Yeraltında kazmak için benler ve keseli benler vardır. Zeminde koşmak için fareler Avustralya mulgaras'ındaki maçlarıyla karşılaşırlar. Ve diğer küçük memelileri avlamak için, şimdi soyu tükenmiş thylacine tam olarak bir köpek ya da kurt gibi görünüyordu ve yürüdü, ancak gençliğini bir kanguru gibi bir kese içinde taşıdı. Kazıcı, koşucu ve avcı gibi benzer roller okyanusun her iki tarafında da bulunduğundan, evrim her iki konumda da benzer tasarımlara yaklaştı.

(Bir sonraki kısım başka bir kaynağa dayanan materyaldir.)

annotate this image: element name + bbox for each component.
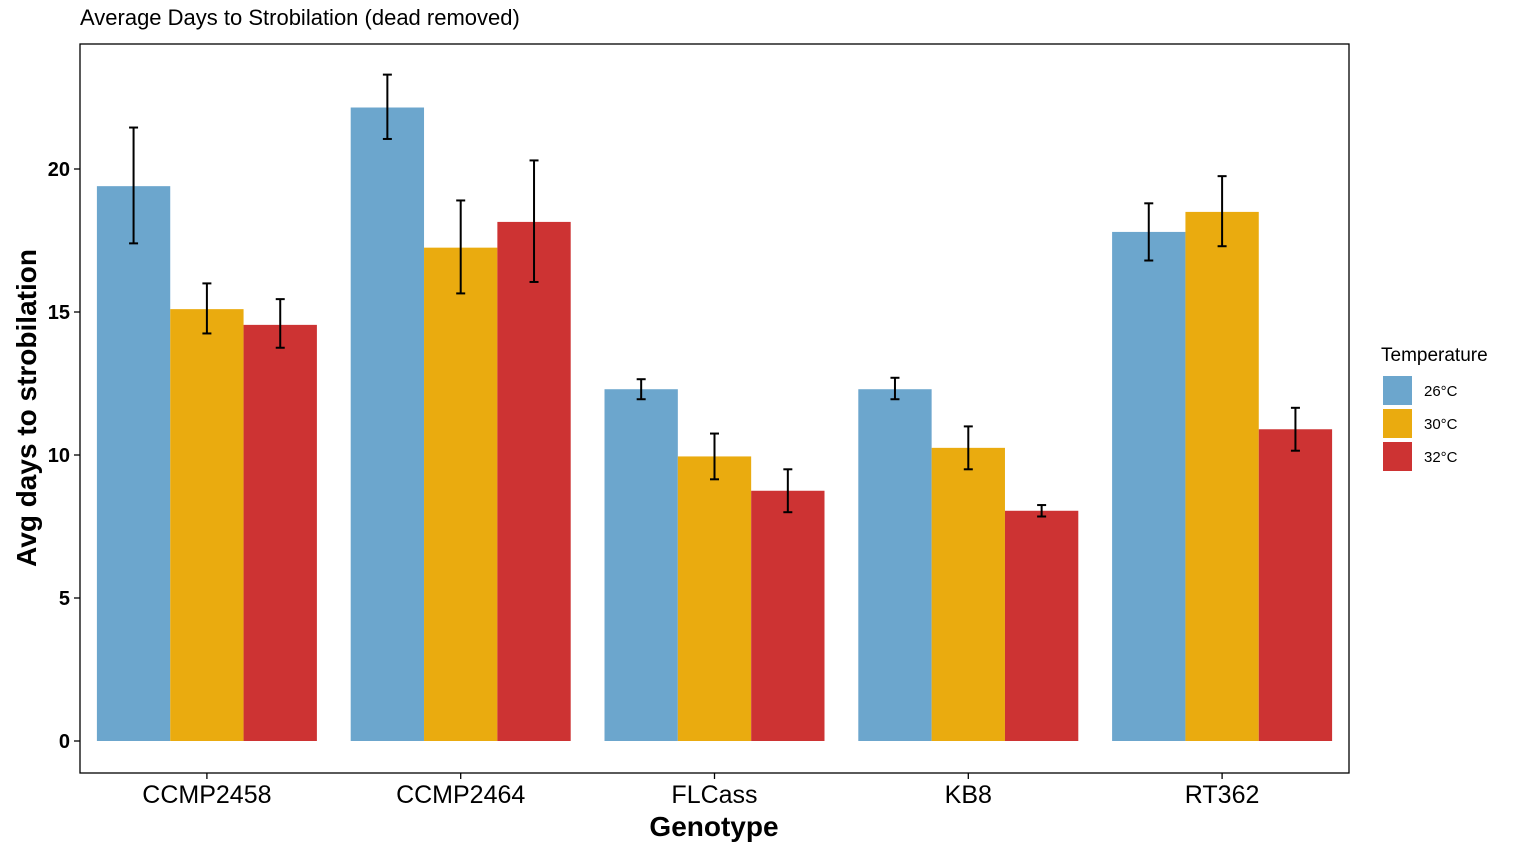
bar-ccmp2458-2 (170, 309, 244, 741)
bar-rt362-1 (1112, 231, 1186, 742)
y-tick-label: 20 (48, 159, 70, 181)
y-tick-label: 10 (48, 445, 70, 467)
bar-kb8-1 (858, 389, 932, 741)
y-tick-label: 15 (48, 302, 70, 324)
y-tick-label: 0 (59, 731, 70, 753)
bar-rt362-3 (1258, 429, 1333, 741)
error-bar (456, 199, 466, 295)
error-bar (1290, 406, 1300, 452)
y-axis: 0 5 10 15 20 (48, 159, 80, 753)
x-tick-label: RT362 (1185, 781, 1260, 809)
y-tick-label: 5 (59, 588, 70, 610)
error-bar (529, 159, 539, 283)
error-bar (1144, 202, 1154, 262)
bar-flcass-1 (604, 389, 678, 741)
legend-label: 32°C (1424, 449, 1458, 466)
legend-title: Temperature (1381, 345, 1488, 366)
bar-ccmp2464-1 (350, 107, 425, 741)
bars-layer (96, 107, 1333, 742)
legend-label: 30°C (1424, 416, 1458, 433)
x-axis: CCMP2458 CCMP2464 FLCass KB8 RT362 (142, 773, 1259, 809)
x-axis-label: Genotype (649, 811, 778, 842)
x-tick-label: KB8 (945, 781, 992, 809)
error-bar (783, 468, 793, 514)
bar-ccmp2458-1 (96, 186, 171, 741)
error-bar (636, 378, 646, 401)
legend: Temperature 26°C 30°C 32°C (1381, 345, 1488, 471)
bar-rt362-2 (1185, 211, 1259, 741)
error-bar (202, 282, 212, 335)
bar-ccmp2464-3 (497, 221, 571, 741)
x-tick-label: FLCass (671, 781, 757, 809)
legend-key-2 (1383, 409, 1412, 438)
legend-label: 26°C (1424, 383, 1458, 400)
legend-key-3 (1383, 442, 1412, 471)
error-bar (129, 126, 139, 245)
x-tick-label: CCMP2464 (396, 781, 525, 809)
bar-flcass-3 (751, 490, 825, 741)
error-bars-layer (129, 73, 1300, 518)
bar-kb8-3 (1004, 510, 1079, 741)
error-bar (275, 298, 285, 349)
y-axis-label: Avg days to strobilation (11, 249, 42, 567)
error-bar (963, 425, 973, 471)
bar-ccmp2458-3 (243, 324, 317, 741)
legend-key-1 (1383, 376, 1412, 405)
error-bar (1037, 504, 1047, 518)
bar-flcass-2 (677, 456, 752, 741)
error-bar (710, 432, 719, 481)
x-tick-label: CCMP2458 (142, 781, 271, 809)
error-bar (382, 73, 392, 140)
chart-title: Average Days to Strobilation (dead remov… (80, 5, 520, 30)
error-bar (1217, 175, 1227, 248)
bar-kb8-2 (931, 447, 1005, 741)
error-bar (890, 376, 900, 401)
bar-ccmp2464-2 (424, 247, 498, 741)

Yakınsak evrim kaçınılmaz mı?
Fosil kayıtları, aynı ortamların, benzer ortamlarda tanıdık paketler olarak görünen yüzgeçler, bacaklar, zırhlı kabuklar ve pençelerle eonlar ve çoklu yok olma olayları arasında oynandığını ortaya koymaktadır. Bu fenomen, evrim biyologlarının evrimin ne derece rastgele bir süreç olduğunu ve sonucunun çevre tarafından ne ölçüde sabitlendiğini sorgulamasına yol açmıştır. Gould'un merak ettiği gibi, Dünya'nın tarihini en baştan tekrarlayabilseydik, hayat ağacı da aynı şekilde olur mu?
Bununla birlikte, açıkça anlaşılan yakınsak evrim örnekleri siyah ve beyaz değildir. Bir türün kendini iki farklı ortamda bulduğu ve her birine aynı uyarlamayı geliştirdiği paralel evrim ile yakından ilgilidir. Aynı beden planından başlayarak, evrim yeni ve benzer bir adaptasyona tam olarak “yakınlaşmak” yerine kilit adımında hareket eder. Bazı bilim adamları keseli evrimin plasental memelilerle paralel olduğunu düşünürken, diğerleri paralel evrimin yakınsak evrimin daha az aşırı bir biçimi olup olmadığını tartışmaktadır.
Hem yakınsak hem de paralel evrim, doğal seleksiyonun tercih edilen bir yolu olmadığını, temelden ileriye doğru iç arkın olmadığını hatırlatır. Türler yeniden ayrışabilir, yakınlaşabilir ve ayrılabilir. Evrim, türlerin, bu stratejilerin nereden geldiğine bakılmaksızın, belirli bir ortamda çalışan hayatta kalma stratejilerini benimsemeleri konusunda ısrar eder.